Specifically, We Work For Health is hopeful that Congress will preserve incentives for small molecule research. Under the IRA, biologics have a 13-year period before the government can intervene and mandate drug prices, but small molecule drugs are limited to nine years prior to negotiation. This discrepancy will lead to a reduction in investment in small molecule drugs.
It’s critical that Congress takes into account the existing unintended consequences of the IRA – and to ensure similar policies are not supported before the consequences of the current law can be fully understood and corrected.
Earlier this month, Vital Transformation and the Biotechnology Innovation Organization (BIO) issued a separate study showing that patients could lose access to at least 40% of new medicines that wouldn’t be developed as a result of government-mandated drug pricing policies contained in the Inflation Reduction Act. This equates to as many as 139 therapies not being developed over the next 10 years.
The new study being issued today by We Work For Health and Vital Transformation modeled the impacts on industry revenues, jobs and future research and development investments. The analysis was performed by Vital Transformation’s consulting economist Dr. Harry Bowen, research partner Dr. Daniel Gassull and CEO Duane Schulthess. For the full study, please visit Vital Transformation or We Work For Health.
About We Work For Health
Since 2007, We Work For Health (WWFH) has been bringing together national and local business leaders, labor, biopharma, patient advocacy and other healthcare-related stakeholders. WWFH is dedicated to promoting policies and initiatives that not only foster innovation and facilitate the delivery of lifesaving or life-enhancing medicines, but also value both the workforce and significant contributions of the biopharmaceutical sector to economies at the national, state and local levels.

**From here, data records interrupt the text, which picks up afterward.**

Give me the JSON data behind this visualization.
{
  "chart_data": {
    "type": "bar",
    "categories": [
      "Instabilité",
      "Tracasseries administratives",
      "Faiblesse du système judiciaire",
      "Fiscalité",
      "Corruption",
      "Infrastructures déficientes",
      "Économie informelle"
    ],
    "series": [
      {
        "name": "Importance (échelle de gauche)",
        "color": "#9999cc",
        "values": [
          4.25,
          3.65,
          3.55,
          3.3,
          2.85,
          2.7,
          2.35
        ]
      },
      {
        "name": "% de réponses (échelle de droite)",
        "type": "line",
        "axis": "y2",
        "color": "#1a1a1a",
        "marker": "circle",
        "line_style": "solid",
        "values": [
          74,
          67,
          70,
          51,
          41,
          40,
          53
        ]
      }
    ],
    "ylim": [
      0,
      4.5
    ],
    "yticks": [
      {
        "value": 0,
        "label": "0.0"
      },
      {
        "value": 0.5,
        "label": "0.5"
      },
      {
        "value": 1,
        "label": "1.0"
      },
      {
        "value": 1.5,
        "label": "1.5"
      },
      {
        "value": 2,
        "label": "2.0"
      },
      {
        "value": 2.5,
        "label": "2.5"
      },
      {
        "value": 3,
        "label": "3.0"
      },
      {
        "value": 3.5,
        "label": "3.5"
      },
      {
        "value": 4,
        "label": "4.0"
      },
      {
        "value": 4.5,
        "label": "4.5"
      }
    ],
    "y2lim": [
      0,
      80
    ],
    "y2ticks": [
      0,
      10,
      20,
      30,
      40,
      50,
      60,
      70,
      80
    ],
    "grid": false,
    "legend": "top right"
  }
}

About Vital Transformation
Vital Transformation understands the implications of new medical procedures, technologies, and policies. We measure their impact on current clinical practices in close collaboration with health care professionals, researchers, and regulators. Through our web platform, client network, and Vital Health Podcast series, we are able to communicate our findings with international decision makers and stakeholders.